The law limits full-contact practices to two 90-minute sessions per week during the season and preseason, and prohibits full-contact practices during the offseason. Currently, coaches can hold full-contact practices daily. The law also forces schools to bench players for at least a week if they suffer a concussion. Current rules allow players to return within a day.
The last part of the above paragraph has me very excited about this legislation – AT LEAST one week down time!
Good on CA for taking this to the next step, honestly I don’t think we need more legislation, however if you don’t want to listen this may be the route it has to go…
NOW CALIFORNIA GET YOUR BUTT IN GEAR AND LICENSE THE ATHLETIC TRAINERS IN YOUR STATE! THEY MUST BE RECOGNIZED FOR WHAT THEY ARE: ALLIED HEALTH CARE PROFESSIONALS.
Nice to see CA finally in the forefront on something concussion related. This law actually develops quite a paradox. Yes, we have been trying, unsuccessfully, for years to get our trainers licensed. Now CA AB 2127 states that any jr high or high school player diagnoses with a concussion must complete a 7 day RTP protocol, supervised by a licensed health care provider, before they can return to practice/play (where does learn fit in here?). So who exactly is going to supervise this process since we do not have licensure for our ATC’s?

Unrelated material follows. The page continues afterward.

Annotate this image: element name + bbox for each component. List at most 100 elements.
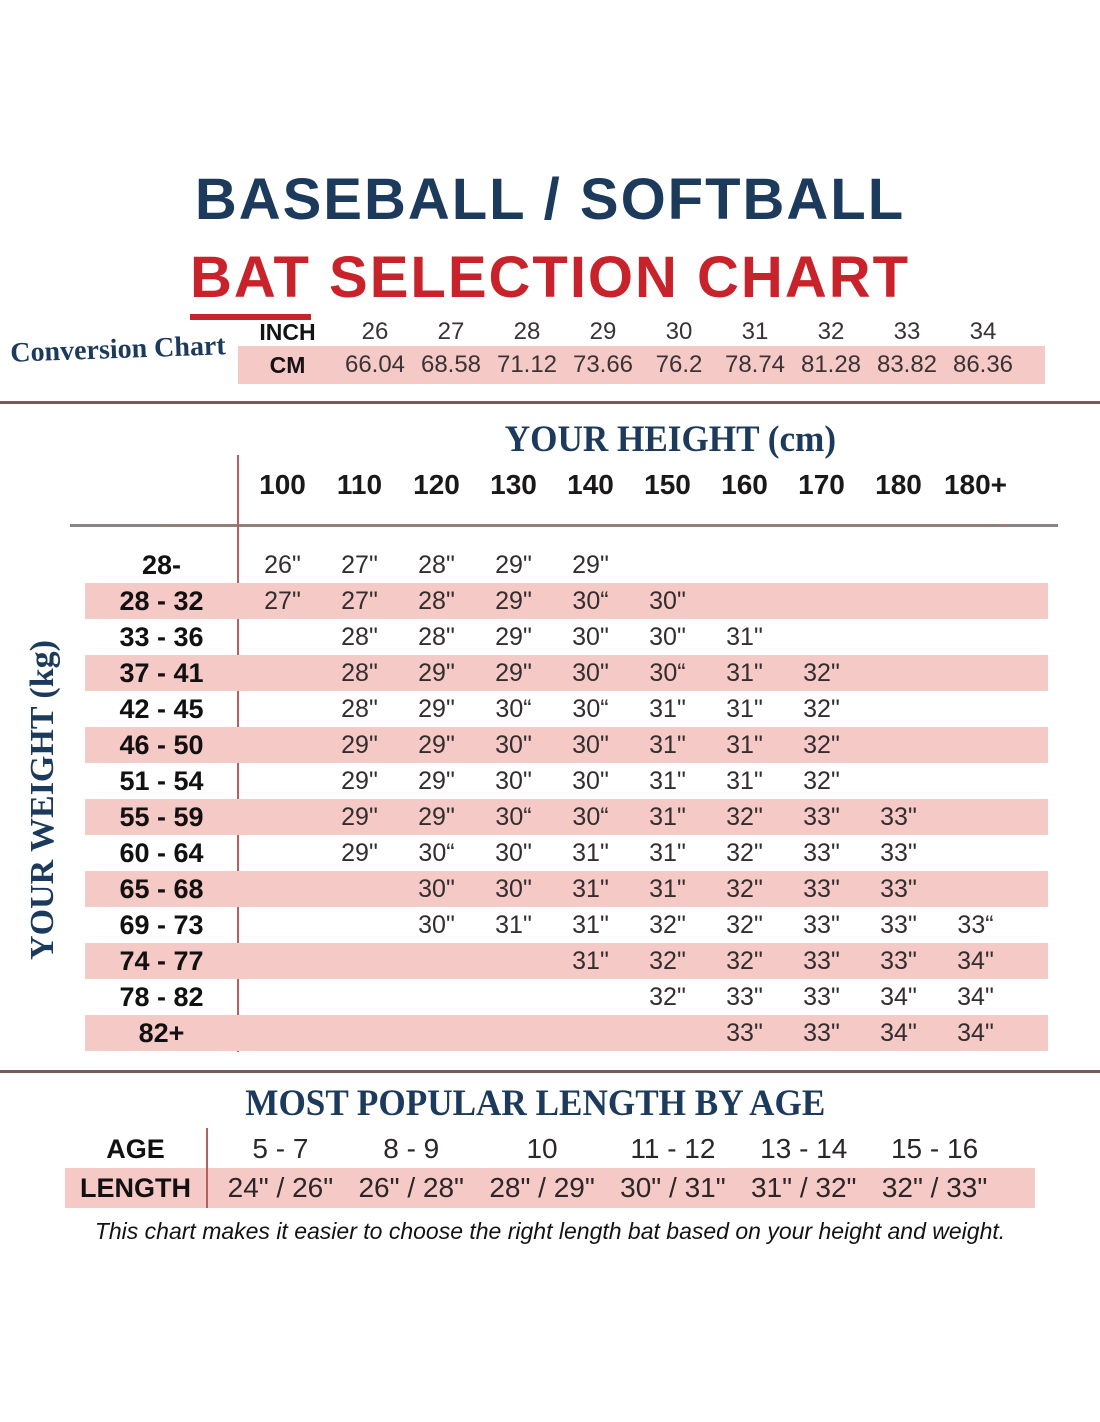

Our state of PA adopted similar rules this year. Do you realize how hollow rules like this actually are?
Most state rules on “contact” in-season are referring to “live” conditions. There are very few coaches that use “live” tackling during practices. In fact, the school I’ve been at the last 13 years has had maybe 5% live tackling, and 0% in the last half decade.
Do you know how many concussions I’ve had from this “acceptable” level of daily contact? Almost 50. How many game sustained concussions (including both Varsity and JV games each week)? 10.
As long as the drill isn’t “live”, which by definition used by most states requires taking a person to the ground, all speed and level of contact is allowed. The rule is there as a facade of doing something, when in reality it doesn’t.
If the drill/practice allows helmets to hit at anything more than a walk through pace, then it’s not limiting concussion level events.